Multinational corporation Procter & Gamble have consistently played their part in promoting gender equality through popular ad campaigns like Ariel’s #ShareTheLoad and the Gillette #ShavingStereotypes. On February 17th, the company took another concrete step towards making a change. At the #WeSeeEqual summit, CEO Madhusudan Gopal said they would “further accelerate” their progress through “a series of new actions, commitments and partnerships.”
The most significant announcement at the summit was P&G’s pledge towards equal representation of women directors in their ad films. Over the next three years, P&G aims to have an equal number of male and female directors for ad films across all their brands. This is a giant move given that filmmaking has forever been perceived as a male profession. Only now do we see more women behind the camera but it’s by no means a level playing field. This is a much-needed step in the right direction. Sharat Verma, Chief Marketing Officer and Vice President, Fabric Care, said, “We believe that having more women behind the camera will help the industry achieve a more accurate and unbiased portrayal of women in advertising.”
The theme of the summit was #Unsaid and #Undone and was attended by journalist Faye D’souza, filmmaker Ashwiny Iyer Tiwari, actors Genelia and Riteish Deshmukh, activist Laxmi Narayan Tripathi, tennis star Sania Mirza, UNESCO’s Huma Masood, and others.
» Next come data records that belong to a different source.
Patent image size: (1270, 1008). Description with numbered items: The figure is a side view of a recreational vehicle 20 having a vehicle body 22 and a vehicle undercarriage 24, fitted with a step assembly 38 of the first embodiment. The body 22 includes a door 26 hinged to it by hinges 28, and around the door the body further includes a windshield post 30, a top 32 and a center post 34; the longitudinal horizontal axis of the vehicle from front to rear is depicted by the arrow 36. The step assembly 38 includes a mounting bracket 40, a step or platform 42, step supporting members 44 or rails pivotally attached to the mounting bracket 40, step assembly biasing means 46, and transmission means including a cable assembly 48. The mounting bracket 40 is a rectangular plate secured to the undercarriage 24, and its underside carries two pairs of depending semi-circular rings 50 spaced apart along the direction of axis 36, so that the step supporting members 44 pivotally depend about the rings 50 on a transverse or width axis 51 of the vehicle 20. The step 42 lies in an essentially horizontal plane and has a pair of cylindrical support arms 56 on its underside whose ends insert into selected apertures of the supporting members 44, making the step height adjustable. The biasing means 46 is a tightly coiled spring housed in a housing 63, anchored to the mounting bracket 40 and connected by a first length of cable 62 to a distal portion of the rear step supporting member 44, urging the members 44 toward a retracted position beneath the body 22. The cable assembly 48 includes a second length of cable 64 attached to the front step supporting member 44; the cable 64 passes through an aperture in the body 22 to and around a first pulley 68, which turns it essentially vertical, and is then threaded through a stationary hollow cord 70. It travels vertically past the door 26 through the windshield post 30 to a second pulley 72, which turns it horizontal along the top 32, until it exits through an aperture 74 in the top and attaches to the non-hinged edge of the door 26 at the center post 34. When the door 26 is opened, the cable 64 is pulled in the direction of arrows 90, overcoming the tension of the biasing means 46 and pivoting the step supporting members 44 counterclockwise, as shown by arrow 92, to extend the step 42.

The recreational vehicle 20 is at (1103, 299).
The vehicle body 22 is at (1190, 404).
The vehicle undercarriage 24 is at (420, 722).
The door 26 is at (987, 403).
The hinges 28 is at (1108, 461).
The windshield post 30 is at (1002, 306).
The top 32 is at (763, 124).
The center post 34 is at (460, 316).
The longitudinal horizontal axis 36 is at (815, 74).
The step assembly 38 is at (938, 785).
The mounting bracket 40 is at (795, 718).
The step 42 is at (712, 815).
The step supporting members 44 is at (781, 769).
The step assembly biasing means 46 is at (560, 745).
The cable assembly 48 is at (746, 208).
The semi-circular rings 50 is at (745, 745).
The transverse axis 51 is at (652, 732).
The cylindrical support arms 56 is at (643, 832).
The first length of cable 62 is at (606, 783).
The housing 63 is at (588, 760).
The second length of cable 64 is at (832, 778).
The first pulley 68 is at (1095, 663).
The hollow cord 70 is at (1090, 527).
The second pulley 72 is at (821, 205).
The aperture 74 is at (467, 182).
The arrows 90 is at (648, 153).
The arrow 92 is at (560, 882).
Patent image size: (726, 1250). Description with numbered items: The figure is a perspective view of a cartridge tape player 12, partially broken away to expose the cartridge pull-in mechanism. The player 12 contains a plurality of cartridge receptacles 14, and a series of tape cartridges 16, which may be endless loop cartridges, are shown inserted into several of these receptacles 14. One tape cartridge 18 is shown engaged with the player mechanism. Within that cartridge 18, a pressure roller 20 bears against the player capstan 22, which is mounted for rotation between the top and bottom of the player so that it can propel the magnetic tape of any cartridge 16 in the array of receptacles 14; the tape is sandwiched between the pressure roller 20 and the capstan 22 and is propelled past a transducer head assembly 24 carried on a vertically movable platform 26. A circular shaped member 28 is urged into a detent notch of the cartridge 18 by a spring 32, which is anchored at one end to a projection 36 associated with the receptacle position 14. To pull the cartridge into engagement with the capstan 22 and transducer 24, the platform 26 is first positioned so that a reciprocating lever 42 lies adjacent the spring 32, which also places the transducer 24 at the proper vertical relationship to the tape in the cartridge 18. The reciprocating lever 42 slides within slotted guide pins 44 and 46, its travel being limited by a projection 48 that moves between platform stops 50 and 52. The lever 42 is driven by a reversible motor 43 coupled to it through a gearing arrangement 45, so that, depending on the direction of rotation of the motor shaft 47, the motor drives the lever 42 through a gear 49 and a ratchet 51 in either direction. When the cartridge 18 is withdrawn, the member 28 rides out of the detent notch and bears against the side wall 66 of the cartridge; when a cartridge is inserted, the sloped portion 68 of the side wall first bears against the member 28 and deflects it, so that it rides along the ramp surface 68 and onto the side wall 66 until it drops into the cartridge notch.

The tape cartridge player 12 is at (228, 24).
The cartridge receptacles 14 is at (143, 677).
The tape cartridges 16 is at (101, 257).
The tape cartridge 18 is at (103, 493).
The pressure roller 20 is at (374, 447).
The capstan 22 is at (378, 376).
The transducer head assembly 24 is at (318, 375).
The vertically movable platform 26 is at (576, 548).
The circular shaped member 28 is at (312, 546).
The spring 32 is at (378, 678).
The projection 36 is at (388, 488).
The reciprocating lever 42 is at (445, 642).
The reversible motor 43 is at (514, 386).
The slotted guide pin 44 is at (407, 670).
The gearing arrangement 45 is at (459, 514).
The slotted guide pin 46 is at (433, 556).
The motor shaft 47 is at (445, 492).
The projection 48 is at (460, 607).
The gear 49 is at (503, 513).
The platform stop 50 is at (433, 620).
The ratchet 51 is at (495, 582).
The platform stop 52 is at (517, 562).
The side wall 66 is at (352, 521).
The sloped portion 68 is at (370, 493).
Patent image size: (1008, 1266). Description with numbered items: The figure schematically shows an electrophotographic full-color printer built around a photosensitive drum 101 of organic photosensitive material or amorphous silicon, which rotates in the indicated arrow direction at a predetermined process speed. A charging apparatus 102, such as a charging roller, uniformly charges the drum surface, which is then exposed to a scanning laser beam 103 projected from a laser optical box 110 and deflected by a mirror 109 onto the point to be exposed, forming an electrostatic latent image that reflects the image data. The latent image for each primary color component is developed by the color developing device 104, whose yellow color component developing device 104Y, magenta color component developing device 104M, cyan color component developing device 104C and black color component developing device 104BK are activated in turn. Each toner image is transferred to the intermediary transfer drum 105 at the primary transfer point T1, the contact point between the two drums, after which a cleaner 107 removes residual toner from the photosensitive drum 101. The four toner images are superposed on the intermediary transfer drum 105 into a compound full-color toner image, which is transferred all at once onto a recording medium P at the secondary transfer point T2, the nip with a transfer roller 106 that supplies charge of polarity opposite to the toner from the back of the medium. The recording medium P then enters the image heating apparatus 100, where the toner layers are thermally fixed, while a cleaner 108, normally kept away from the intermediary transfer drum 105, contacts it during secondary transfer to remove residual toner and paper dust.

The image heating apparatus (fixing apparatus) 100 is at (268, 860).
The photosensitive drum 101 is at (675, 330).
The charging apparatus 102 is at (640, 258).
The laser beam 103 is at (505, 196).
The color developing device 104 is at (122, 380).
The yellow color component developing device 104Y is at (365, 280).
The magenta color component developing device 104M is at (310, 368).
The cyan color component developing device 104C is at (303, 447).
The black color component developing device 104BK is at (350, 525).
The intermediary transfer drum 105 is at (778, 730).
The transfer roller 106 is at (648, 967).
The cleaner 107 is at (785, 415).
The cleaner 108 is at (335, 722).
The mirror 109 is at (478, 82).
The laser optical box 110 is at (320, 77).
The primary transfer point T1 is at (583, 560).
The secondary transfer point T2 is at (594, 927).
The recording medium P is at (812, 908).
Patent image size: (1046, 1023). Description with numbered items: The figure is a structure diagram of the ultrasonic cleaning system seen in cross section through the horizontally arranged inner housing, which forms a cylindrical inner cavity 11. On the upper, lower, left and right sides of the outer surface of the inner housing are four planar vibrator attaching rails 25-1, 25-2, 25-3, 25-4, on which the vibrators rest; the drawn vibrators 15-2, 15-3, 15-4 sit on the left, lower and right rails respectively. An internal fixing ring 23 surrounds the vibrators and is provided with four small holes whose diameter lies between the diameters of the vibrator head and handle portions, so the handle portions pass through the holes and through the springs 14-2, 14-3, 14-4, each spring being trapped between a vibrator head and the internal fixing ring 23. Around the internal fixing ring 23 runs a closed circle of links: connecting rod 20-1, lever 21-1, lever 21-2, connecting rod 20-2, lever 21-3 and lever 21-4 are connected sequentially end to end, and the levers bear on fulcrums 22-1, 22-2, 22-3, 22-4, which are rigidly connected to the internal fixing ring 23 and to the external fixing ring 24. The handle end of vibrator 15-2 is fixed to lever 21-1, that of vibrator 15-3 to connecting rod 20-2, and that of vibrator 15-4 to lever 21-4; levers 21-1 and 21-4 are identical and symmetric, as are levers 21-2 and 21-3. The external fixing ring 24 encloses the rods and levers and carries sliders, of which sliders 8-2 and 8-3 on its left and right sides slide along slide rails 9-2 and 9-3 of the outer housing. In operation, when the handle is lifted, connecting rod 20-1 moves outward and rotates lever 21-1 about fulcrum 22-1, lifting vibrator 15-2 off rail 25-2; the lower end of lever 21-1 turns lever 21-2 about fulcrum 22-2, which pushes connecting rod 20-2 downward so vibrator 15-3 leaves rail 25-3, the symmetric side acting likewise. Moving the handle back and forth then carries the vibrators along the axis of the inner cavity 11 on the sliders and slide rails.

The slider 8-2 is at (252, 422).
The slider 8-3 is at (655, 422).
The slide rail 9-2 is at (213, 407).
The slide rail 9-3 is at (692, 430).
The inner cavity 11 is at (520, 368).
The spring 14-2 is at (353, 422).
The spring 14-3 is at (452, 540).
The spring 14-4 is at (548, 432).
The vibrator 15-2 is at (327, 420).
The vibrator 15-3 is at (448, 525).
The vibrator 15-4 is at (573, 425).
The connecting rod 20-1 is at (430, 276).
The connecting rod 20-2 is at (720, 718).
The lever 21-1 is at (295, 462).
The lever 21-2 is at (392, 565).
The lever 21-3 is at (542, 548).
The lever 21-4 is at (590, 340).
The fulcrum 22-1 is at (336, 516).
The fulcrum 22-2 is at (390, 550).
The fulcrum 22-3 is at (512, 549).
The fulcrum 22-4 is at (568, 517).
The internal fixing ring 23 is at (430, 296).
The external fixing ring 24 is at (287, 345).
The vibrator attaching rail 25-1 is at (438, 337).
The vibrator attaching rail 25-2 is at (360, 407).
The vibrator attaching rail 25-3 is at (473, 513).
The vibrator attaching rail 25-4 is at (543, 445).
They spoke about how stereotypes associated with one’s gender play into all our lives in ways big and small. Film Companion editor and founder Anupama Chopra, who moderated the session, asked transgender activist Laxmi Narayan Tripathi about the portrayal of trans characters in Hindi films. Tripathi replied that members of her community have been stereotyped as dancers or prostitutes, or thrust in for comic relief. Director Ashwiny Iyer Tiwari added that the key now was to demand respect, rather than hope for it, and that would make “the difference between dreaming and doing”.
Sania Mirza too spoke out on biases against women in sport that continue to this today – like less prize money. She added that women are discouraged from voicing opinions, and that those who do are branded bossy or unfriendly.
The summit served as a launchpad for various new campaigns by the company. P&G’s work in raising awareness about menstrual hygiene has already impacted 4 crore girls and they aim to educate 2.5 crore more in the next three years. In the same period, P&G will spend Rs 300 crore to invest in and work with women-led businesses across the country, and also take numerous steps to increase opportunities for women in STEM. These include making use of the government’s NEEM mission at P&G plants to provide opportunities for girls from communities around the plants and partnering with over 150 colleges that offer STEM courses to ensure more female students take these subjects. In addition, a new policy will provide 8 weeks’ fully paid parental leave to all parents (biological/adoptive, partnered couples, same-sex couples) in addition to the existing 26 weeks’ leave for biological mothers and primary caregivers. With these crucial steps, the company is leading the way forward for any modern organisation.